Criminal defense attorneys, like Jerry Word, said Skandalakis was always transparent with the evidence his office had against their clients. To him, it appeared Skandalakis wanted justice, not necessarily convictions.

"Whether it meant he won a case, lost a case, gave up critical evidence that would help the defense, his philosophy was to try to do justice, which is exactly what a prosecutor is supposed to do,” said Word, who has tried dozens of cases against Skandalakis. 

"When I became DA, we did not count convictions. I told my attorneys, ‘I don’t care how many convictions you get.' That is not a good measure of what a good DA is," Skandalakis said.

Atlanta Roots

While Skandalakis has never worked in the Fulton County’s District Attorney's Office, he grew up just a few miles away from its Downtown building.

His late parents were immigrants. His mom was born in New York, but grew up in Greece. She arrived in 1938, with her future husband arriving about 13 years later. They lived in a home outside of what is now considered Atlanta’s Little Five Points neighborhood. His father ran a convenience store on Edgewood Avenue.

"I remember being around Little Five Points, living on Highland Avenue and walking down to the stores,” Skandalakis said.

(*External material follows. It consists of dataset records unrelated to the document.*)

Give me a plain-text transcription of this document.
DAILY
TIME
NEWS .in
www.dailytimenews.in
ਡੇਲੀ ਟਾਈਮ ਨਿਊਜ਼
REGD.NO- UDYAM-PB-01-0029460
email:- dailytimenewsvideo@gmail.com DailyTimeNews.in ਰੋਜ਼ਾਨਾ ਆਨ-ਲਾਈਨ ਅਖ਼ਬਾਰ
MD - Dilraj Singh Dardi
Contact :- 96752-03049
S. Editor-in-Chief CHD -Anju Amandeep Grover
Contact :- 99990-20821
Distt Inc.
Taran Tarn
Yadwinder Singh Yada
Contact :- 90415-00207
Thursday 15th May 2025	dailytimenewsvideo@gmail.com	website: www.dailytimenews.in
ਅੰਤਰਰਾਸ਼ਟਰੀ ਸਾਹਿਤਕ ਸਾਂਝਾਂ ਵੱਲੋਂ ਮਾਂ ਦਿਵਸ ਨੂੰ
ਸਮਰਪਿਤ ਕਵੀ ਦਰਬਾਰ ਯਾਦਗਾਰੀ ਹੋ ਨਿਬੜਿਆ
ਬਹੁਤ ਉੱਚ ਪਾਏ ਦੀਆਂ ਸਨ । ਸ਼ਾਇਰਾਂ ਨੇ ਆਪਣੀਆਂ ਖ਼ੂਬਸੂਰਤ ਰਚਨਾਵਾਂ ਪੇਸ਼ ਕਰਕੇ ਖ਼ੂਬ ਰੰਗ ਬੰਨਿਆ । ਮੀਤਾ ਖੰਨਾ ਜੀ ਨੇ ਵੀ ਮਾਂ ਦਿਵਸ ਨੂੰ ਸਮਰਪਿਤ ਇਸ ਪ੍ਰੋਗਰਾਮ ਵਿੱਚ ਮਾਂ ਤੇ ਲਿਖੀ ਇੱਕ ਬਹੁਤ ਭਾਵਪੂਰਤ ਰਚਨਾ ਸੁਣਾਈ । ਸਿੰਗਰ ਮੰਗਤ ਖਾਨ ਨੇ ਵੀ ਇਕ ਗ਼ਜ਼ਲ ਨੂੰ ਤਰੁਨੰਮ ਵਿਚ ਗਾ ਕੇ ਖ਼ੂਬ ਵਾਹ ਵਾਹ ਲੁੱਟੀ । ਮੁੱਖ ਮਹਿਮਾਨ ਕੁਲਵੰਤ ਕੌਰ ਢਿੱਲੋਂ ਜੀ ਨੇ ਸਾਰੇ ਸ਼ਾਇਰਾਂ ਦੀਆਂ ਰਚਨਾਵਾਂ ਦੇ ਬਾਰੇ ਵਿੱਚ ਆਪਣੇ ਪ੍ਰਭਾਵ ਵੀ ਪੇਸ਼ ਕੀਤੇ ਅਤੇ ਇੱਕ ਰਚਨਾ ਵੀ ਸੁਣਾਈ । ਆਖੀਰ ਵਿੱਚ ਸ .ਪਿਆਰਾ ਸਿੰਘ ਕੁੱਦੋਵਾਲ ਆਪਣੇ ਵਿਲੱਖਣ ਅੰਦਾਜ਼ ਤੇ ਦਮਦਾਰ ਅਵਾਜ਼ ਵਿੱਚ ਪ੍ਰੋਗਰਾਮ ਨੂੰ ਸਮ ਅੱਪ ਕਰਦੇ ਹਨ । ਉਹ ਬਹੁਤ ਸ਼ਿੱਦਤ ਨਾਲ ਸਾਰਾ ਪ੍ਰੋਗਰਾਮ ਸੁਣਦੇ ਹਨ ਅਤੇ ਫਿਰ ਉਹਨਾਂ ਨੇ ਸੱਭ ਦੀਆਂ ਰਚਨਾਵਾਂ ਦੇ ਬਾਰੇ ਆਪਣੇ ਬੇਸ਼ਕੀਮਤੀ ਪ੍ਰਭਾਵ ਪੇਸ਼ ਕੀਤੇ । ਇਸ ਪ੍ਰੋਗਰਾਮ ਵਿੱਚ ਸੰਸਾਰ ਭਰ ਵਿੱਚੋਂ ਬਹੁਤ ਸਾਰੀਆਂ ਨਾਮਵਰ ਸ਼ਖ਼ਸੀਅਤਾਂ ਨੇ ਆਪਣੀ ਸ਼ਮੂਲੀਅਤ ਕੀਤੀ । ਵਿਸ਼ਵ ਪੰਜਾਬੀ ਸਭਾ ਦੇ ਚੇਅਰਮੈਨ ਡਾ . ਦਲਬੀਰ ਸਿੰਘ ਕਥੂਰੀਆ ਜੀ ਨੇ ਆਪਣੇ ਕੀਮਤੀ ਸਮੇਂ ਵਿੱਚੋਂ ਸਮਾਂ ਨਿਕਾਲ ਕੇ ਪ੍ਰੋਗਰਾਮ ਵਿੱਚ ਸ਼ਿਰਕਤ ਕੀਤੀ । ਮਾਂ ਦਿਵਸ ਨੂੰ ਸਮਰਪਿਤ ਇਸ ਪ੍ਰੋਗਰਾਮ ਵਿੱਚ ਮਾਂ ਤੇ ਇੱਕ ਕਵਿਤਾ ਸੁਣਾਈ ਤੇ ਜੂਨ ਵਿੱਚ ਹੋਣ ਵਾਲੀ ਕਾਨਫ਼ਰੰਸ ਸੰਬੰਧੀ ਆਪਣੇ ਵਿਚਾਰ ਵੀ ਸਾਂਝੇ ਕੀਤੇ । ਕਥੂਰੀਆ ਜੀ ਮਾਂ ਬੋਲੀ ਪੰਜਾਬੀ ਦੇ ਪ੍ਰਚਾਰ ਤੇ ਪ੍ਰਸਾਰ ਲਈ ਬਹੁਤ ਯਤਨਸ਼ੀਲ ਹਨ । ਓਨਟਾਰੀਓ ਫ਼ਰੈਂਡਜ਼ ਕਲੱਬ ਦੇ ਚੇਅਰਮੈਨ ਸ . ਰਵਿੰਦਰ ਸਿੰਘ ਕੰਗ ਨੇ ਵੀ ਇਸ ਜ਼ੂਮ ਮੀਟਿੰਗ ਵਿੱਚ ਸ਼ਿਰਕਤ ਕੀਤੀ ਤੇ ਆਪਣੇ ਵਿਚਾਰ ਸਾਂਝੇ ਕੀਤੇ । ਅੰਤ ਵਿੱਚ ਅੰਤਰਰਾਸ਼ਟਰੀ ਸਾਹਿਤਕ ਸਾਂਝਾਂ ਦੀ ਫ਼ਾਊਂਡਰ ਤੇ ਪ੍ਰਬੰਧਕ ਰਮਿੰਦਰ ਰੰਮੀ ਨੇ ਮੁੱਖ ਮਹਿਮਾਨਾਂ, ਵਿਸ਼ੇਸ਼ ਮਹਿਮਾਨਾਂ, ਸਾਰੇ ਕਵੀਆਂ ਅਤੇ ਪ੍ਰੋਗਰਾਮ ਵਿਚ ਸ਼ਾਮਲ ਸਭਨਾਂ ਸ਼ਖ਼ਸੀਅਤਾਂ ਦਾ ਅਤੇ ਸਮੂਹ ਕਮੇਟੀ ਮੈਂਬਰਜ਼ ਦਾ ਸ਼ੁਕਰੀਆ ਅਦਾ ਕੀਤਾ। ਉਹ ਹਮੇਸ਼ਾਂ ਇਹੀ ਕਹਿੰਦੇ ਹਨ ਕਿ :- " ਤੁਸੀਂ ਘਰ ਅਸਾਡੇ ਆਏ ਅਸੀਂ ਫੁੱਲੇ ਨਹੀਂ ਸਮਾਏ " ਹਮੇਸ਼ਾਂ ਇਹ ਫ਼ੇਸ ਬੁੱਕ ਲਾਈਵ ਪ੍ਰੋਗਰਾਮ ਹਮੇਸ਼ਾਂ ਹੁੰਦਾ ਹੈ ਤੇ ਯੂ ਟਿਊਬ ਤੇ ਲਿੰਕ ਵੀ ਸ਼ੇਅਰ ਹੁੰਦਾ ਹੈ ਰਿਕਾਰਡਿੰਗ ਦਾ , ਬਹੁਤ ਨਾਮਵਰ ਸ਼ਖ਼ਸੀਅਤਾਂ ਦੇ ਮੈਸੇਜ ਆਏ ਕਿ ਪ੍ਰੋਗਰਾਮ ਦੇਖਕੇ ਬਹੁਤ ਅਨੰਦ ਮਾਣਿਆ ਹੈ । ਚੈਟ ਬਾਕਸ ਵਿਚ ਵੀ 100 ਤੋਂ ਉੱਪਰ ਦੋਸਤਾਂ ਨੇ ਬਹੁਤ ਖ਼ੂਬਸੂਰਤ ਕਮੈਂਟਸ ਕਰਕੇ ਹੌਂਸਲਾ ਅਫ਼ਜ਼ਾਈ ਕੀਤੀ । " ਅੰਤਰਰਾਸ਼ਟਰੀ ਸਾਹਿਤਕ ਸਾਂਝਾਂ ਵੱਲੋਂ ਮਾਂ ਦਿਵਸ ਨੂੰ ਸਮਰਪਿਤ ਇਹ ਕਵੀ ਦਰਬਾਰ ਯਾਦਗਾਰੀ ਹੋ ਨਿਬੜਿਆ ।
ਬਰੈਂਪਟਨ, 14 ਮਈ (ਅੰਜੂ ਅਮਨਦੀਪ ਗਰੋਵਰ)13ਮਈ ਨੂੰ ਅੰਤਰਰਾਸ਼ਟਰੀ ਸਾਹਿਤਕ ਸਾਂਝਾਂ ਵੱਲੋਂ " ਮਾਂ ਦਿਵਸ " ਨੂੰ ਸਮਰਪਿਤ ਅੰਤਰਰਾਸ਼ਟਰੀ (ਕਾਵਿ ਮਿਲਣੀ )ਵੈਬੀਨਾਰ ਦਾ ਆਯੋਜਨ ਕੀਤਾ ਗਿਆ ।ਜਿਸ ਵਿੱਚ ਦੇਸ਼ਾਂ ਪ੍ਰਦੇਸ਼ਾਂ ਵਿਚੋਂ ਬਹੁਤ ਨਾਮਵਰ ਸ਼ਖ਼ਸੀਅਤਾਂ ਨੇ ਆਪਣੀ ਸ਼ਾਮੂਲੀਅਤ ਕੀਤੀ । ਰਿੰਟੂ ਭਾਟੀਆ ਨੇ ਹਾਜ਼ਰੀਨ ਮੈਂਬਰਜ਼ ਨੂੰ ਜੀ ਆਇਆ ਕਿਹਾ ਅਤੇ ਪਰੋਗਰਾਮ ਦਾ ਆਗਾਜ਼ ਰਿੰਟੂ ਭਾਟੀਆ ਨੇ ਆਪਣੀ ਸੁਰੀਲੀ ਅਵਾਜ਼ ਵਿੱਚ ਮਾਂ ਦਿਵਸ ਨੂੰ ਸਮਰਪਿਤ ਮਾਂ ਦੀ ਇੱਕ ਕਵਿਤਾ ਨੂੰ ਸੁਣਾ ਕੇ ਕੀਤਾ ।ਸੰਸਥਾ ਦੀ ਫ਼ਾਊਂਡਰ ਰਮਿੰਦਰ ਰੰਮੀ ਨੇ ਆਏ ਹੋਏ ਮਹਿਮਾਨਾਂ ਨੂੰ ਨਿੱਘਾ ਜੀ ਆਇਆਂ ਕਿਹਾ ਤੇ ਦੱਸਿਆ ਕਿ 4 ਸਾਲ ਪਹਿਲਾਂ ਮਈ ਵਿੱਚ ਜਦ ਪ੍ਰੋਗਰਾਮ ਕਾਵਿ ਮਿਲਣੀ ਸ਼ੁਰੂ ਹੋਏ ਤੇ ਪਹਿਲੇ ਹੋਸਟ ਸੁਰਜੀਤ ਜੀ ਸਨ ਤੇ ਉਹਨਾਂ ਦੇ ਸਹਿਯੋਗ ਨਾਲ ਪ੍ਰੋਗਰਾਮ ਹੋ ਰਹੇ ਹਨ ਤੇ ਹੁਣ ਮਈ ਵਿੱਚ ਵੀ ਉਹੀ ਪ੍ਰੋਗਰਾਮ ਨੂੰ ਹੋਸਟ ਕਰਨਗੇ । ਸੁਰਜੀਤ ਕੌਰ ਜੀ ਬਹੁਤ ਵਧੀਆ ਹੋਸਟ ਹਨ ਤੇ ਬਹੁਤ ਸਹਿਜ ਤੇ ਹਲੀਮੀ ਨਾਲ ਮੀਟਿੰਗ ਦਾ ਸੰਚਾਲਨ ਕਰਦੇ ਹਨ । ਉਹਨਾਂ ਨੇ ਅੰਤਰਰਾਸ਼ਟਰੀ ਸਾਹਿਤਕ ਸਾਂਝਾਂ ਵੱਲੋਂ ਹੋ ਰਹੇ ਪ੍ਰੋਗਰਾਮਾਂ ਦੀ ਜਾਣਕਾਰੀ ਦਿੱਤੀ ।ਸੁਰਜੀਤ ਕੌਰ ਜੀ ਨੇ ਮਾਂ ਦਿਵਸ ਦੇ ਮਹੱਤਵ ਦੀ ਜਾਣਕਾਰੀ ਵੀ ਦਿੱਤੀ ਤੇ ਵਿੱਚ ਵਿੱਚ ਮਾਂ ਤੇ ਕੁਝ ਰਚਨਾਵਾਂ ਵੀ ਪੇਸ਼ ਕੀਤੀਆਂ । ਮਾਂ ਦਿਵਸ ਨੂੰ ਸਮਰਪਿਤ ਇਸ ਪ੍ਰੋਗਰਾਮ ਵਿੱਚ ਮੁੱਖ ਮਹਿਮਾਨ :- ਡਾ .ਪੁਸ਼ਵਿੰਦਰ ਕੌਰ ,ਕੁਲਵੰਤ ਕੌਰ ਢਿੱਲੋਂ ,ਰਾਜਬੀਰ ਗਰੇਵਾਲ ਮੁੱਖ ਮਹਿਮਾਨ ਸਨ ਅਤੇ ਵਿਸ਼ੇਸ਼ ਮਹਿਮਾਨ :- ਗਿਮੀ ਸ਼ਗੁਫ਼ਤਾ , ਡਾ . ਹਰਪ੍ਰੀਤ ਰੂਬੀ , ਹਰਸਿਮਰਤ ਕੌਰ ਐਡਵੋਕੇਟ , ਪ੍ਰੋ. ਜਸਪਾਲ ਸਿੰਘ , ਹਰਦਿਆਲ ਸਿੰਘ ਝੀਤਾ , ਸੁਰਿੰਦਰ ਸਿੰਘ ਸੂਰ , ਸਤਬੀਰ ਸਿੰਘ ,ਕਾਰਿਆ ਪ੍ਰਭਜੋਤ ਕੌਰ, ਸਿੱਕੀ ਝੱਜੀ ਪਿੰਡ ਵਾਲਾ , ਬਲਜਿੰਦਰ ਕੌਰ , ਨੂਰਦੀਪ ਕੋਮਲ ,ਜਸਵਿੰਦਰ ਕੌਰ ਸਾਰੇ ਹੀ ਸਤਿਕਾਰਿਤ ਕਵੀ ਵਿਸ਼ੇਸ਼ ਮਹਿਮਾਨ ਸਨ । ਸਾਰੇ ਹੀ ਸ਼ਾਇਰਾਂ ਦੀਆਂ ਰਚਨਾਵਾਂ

A survey of Skandalakis' office in Morrow shows he’s a proud “triple dawg.” He earned his Bachelors, Masters and his law degrees from the University of Georgia. 

“But for the fact that I run out of loan money, I had to go get a job. My dad was very thankful for that,” he said.

Skandalakis said he can’t control whether Fulton County constituents will trust him handling Brooks’ case. 

“All I can promise the public is that I will be thorough. I will examine the facts. I will examine the applicable law and I will be transparent about what I do,” Skandalakis explained.